Notre souhait est de partir de modèles, de prototypes, et non pas de
concepts.

4. Vous semblez toujours passionné. Dans ces conditions, pourquoi ne briguez-vous pas un nouveau mandat à la tête de la CGEM?

Dès le premier jour, j’ai annoncé que je ne ferai qu’un seul mandat.
C’est un grand sacrifice que de laisser ses propres affaires pour une
mission comme celle de la direction du patronat. Soit cette fonction
est honorifique et elle peut durer très longtemps, soit elle est
opérationnelle et donc très usante. La présidence de la CGEM, c’est 80
% de mon temps.

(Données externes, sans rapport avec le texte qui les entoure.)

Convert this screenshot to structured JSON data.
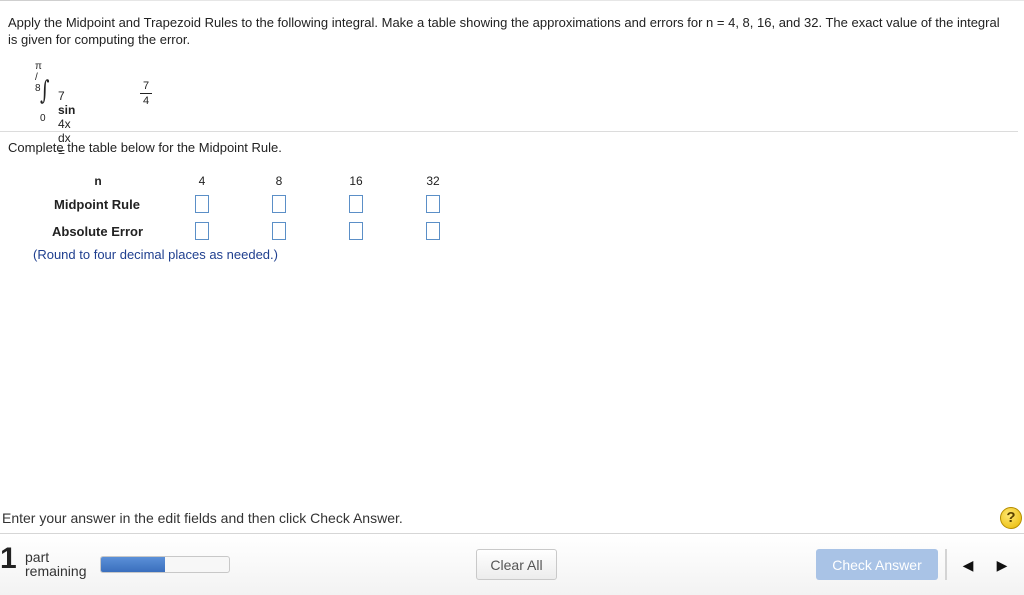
{
  "question": {
    "text": "Apply the Midpoint and Trapezoid Rules to the following integral. Make a table showing the approximations and errors for n = 4, 8, 16, and 32. The exact value of the integral is given for computing the error."
  },
  "integral": {
    "upper_limit": "π / 8",
    "lower_limit": "0",
    "integrand_prefix": "7 ",
    "integrand_sin": "sin",
    "integrand_suffix": " 4x dx =",
    "result_numerator": "7",
    "result_denominator": "4"
  },
  "instruction": "Complete the table below for the Midpoint Rule.",
  "table": {
    "header_label": "n",
    "columns": [
      "4",
      "8",
      "16",
      "32"
    ],
    "rows": [
      {
        "label": "Midpoint Rule",
        "values": [
          "",
          "",
          "",
          ""
        ]
      },
      {
        "label": "Absolute Error",
        "values": [
          "",
          "",
          "",
          ""
        ]
      }
    ],
    "note": "(Round to four decimal places as needed.)"
  },
  "help_text": "Enter your answer in the edit fields and then click Check Answer.",
  "help_icon": {
    "glyph": "?",
    "icon": "help-icon",
    "color": "#f2c200"
  },
  "footer": {
    "parts_count": "1",
    "parts_label_1": "part",
    "parts_label_2": "remaining",
    "progress": 0.5,
    "clear_all_label": "Clear All",
    "check_answer_label": "Check Answer",
    "prev_glyph": "◀",
    "next_glyph": "▶"
  },
  "colors": {
    "accent": "#3a6fbd",
    "check_button": "#a9c3e6",
    "note_text": "#1f3f8f",
    "input_border": "#5b8fc7"
  }
}
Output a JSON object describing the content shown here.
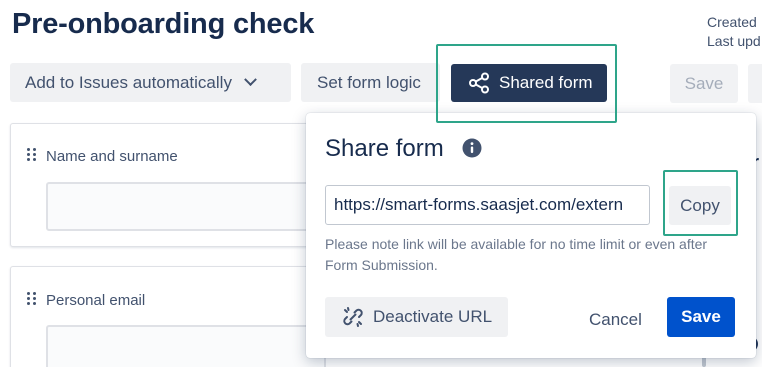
{
  "page": {
    "title": "Pre-onboarding check",
    "meta_created": "Created",
    "meta_updated": "Last upd"
  },
  "toolbar": {
    "add_issues_label": "Add to Issues automatically",
    "form_logic_label": "Set form logic",
    "shared_form_label": "Shared form",
    "save_label": "Save"
  },
  "form": {
    "fields": [
      {
        "label": "Name and surname"
      },
      {
        "label": "Personal email"
      }
    ]
  },
  "share_popup": {
    "title": "Share form",
    "url_value": "https://smart-forms.saasjet.com/extern",
    "copy_label": "Copy",
    "note": "Please note link will be available for no time limit or even after Form Submission.",
    "deactivate_label": "Deactivate URL",
    "cancel_label": "Cancel",
    "save_label": "Save"
  },
  "edge": {
    "right_char": "r"
  },
  "icons": {
    "dropdown": "chevron-down-icon",
    "share": "share-icon",
    "info": "info-icon",
    "drag": "drag-handle-icon",
    "unlink": "unlink-icon"
  },
  "colors": {
    "primary_dark": "#253858",
    "primary_blue": "#0052cc",
    "highlight": "#2ea58a",
    "neutral_bg": "#f0f1f3"
  }
}
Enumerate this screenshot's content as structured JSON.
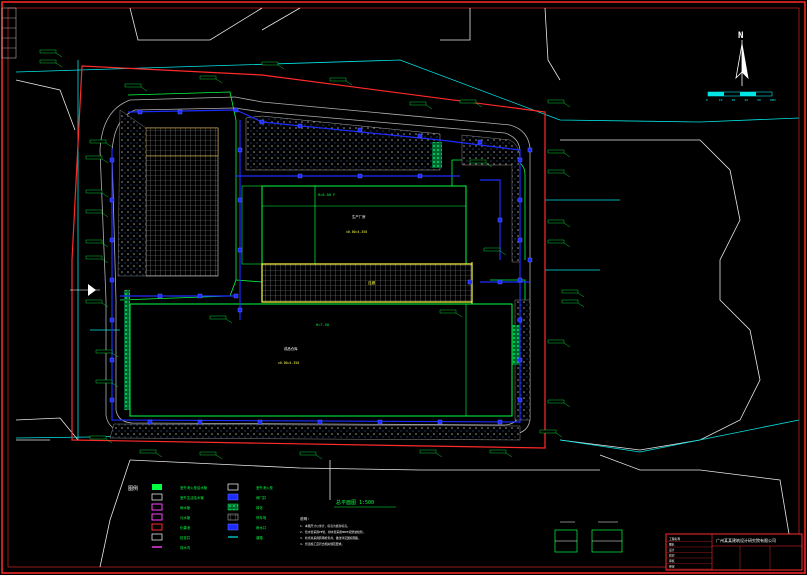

C’est une vraie charge de travail. Il faut savoir
passer le témoin, c’est ma conviction.

5. Qu’allez-vous faire maintenant que vous avez du temps?
Quelles orientations stratégiques allez-vous donner à votre groupe
Saham?

J’ai délaissé mon groupe, il a besoin de moi et j’ai besoin d’être
aux côtés de mes collaborateurs. Mais j’ai aussi des projets qui ne
sont pas tous dans le business. Le Maghreb, j’y crois beaucoup et il y
a beaucoup de choses à faire. Parmi ces outils d’intégration, il y a
l’UME, l’Union maghrébine des entrepreneurs, une structure qui doit
être une plate-forme d’échanges. Je veux être au service de mon pays et
je m’intéresse aussi à la représentation de l’économie marocaine au
niveau international. À travers la fondation Saham, j’ai créé le fonds
d’investissement Sherpa, dédié à accompagner les personnes qui ont un
esprit d’entrepreneur. L’audace d’entreprendre est d’ailleurs la devise
de Saham. Il faut sélectionner des projets, c’est extrêmement
enrichissant. C’est quelque chose qui me passionne, je rencontre des
gens exceptionnels, qui ont la rage d’entreprendre.

J’ai également des projets culturels. Je suis musicien,
luthiste. J’aimerais ressusciter le savoir-faire des luthiers
marocains. Je travaille aussi à la création d’un musée d’art maghrébin,
puis africain, à Casablanca, en partenariat avec la municipalité. C’est
un projet qui me tient : vraiment à cœur.

TIREES DE JEUNE AFRIQUE N°2524, DU 24 AU 30 MAI 2009

(*) Président de la Confédération générale des entreprises du Maroc (CGEM).